Wie bewertet die Bundesregierung den Sachverhalt, dass bei der gegenüber anderen heimischen Baumarten als klimatolerant geltenden Douglasie Nadelpilze und vorzeitiger Nadelabfall festgestellt wurden (Rheinzeitung: Umweltministerin Höfken: „Wir können von Waldsterben sprechen“. Pressemitteilung, 23. November 2018)?
Welche standortsheimischen, heimischen oder der potentiellen natürlichen Vegetation (pnV) angehörenden Baumarten können nach Kenntnissen der Bundesregierung bezüglich der Baumartenauswahl für einen klimatisch angepassten Waldumbau Verwendung finden?

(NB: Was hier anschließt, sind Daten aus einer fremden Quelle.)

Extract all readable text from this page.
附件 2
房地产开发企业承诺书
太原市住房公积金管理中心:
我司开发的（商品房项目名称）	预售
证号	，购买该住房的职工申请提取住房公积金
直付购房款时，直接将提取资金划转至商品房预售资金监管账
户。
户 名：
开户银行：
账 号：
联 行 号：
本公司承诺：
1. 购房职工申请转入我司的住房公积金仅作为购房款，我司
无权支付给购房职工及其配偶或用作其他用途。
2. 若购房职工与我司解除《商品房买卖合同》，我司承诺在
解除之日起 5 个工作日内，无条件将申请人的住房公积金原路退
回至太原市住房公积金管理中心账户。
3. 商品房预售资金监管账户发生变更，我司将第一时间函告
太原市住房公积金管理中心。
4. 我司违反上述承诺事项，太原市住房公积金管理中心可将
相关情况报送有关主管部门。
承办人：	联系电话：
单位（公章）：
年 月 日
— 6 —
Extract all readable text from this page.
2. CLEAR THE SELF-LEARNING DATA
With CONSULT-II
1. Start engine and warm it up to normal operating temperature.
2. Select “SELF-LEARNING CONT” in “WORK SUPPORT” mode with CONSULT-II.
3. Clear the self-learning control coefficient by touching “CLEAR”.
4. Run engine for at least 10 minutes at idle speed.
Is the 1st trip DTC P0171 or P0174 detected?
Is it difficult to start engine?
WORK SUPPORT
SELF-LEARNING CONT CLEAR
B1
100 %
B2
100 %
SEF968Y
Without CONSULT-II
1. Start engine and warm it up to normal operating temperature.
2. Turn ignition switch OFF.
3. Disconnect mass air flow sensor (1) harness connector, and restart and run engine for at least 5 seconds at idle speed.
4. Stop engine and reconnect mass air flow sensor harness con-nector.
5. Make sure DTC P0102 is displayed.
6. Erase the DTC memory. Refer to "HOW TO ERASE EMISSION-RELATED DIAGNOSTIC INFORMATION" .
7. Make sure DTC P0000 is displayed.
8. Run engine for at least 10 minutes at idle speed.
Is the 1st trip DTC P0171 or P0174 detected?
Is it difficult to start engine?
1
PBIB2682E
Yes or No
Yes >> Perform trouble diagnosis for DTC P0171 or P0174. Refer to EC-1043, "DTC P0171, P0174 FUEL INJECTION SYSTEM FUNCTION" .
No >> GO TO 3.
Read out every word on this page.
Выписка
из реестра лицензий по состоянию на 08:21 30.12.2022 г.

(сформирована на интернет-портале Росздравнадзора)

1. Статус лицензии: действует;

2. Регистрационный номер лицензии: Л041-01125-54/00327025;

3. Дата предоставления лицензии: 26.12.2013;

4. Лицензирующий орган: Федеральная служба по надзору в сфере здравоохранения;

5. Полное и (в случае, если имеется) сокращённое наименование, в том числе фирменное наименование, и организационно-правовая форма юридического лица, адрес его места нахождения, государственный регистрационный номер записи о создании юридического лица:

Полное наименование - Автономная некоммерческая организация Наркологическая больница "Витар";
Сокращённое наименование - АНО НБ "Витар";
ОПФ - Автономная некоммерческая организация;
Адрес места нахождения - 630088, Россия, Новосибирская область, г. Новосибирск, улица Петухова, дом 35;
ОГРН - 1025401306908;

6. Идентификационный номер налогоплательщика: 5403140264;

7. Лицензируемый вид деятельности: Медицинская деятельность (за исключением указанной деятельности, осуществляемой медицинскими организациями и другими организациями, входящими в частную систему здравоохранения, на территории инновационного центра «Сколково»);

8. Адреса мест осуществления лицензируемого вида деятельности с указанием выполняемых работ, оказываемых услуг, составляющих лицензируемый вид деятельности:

Welche Kenntnisse hat die Bundesregierung darüber, dass Defizite in der Umsetzung der forstwirtschaftlichen Praxis, darunter fortwährende Anpflanzungen von Koniferen-Monokulturen, mangelnde Lichtzufuhr durch zu geringe Abstände zwischen den Baumreihen und uneinheitliche Wasserversorgung der Bäume bedingt durch veränderte Bodenstrukturen, nach Aussage einiger Experten zum aktuellen Waldzustand geführt haben (u. a. www.merkur.de/lokales/erding/wartenberg-ort377244/mischen-mischen-mischenverschiedene-baumarten-fuer-einen-zukunftsfaehigen-wald-10411072.html)?